Skid marks were found near the hill, and a depressed circle in the grass, entirely like the marking that might be made if a large object had "parked" there. The skid marks contained a greasy substance which was never properly tested.
That something flew overhead is beyond question. Many, many people saw it. Most, however, expressed the belief, at the time and later on, that it was a meteor. Project Blue Book drew exactly that conclusion, and perhaps they are correct.
The other elements, then, become random events which no one would have made much of had the meteor not been seen. The skid marks, skeptics argue, were made by the tires of a truck driven by a local investigating the apparent crash. Various explanations have been put for the flattened grass, and the smell has been blamed on natural odours.
The Flatwoods Monster? Since the range of witnesses and their genuine terror leads even the most skeptical investigators to discount the possibility of a hoax, it has been suggested that they saw an animal in the dark, and imagined the rest. The possibility that the meteor was a flying saucer took hold of their imaginations, and so they turned an encounter with a surprised animal that just happened to be near the apparent crash site of the meteor which no one subsequently found into an unearthly monster. The Skeptical Reporter is fairly confident they saw a large owl.
At this point, I start to wonder if the attempts to explain the sighting in rational and familiar terms don't stretch the imagination more than the possibility of an extra-terrestrial. Granted, if many people say they believe and believed that the UFO was a meteor, it seems reasonable to assume that's what it was. And one resident of Flatwoods claims he had taken his truck to investigate the site, so he might be responsible for the skid marks.
But no one has come forth with a really good explanation for the reeking mist. A few people might misidentify an animal in the darkness, but six very different witnesses turned in fairly consistent descriptions of a creature that doesn't sound like any earthly animal. The Skeptical Reporter's insistence that it was an owl seems far-fetched.

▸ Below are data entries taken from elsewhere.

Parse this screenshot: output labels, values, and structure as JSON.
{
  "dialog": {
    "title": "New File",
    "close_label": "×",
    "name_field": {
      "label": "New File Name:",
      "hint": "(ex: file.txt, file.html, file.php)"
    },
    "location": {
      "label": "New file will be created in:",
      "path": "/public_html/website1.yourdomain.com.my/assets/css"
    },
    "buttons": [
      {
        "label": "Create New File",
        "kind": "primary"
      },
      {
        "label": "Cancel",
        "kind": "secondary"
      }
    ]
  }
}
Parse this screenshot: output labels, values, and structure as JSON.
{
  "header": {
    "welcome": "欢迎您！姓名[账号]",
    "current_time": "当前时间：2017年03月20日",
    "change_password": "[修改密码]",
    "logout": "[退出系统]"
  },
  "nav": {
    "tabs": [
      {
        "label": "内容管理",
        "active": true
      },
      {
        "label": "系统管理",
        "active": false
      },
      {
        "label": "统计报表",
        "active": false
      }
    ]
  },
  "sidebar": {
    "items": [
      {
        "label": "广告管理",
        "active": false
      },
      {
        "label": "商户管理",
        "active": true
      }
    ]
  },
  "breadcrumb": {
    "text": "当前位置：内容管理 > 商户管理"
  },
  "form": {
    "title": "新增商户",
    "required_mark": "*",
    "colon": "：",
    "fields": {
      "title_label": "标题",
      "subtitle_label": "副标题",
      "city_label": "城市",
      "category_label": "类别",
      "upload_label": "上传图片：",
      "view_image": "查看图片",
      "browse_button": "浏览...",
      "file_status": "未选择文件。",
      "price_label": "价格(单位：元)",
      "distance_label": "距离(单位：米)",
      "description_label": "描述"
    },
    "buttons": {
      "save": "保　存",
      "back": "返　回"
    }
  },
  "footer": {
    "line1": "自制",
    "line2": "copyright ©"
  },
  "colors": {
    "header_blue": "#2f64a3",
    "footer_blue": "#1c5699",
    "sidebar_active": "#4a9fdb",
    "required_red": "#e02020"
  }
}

So, perhaps a series of odd but earthly events, not all of which have been clearly explained, but some of which are explainable, may have coincided to produce this story. But maybe, the witnesses weren't spooked into seeing an "alien" or a "phantom" because of the meteor had taken their imaginations. Maybe, people rationalized a meteor rather than face the possibility that an extra-terrestrial visited Flatwoods that night in 1952.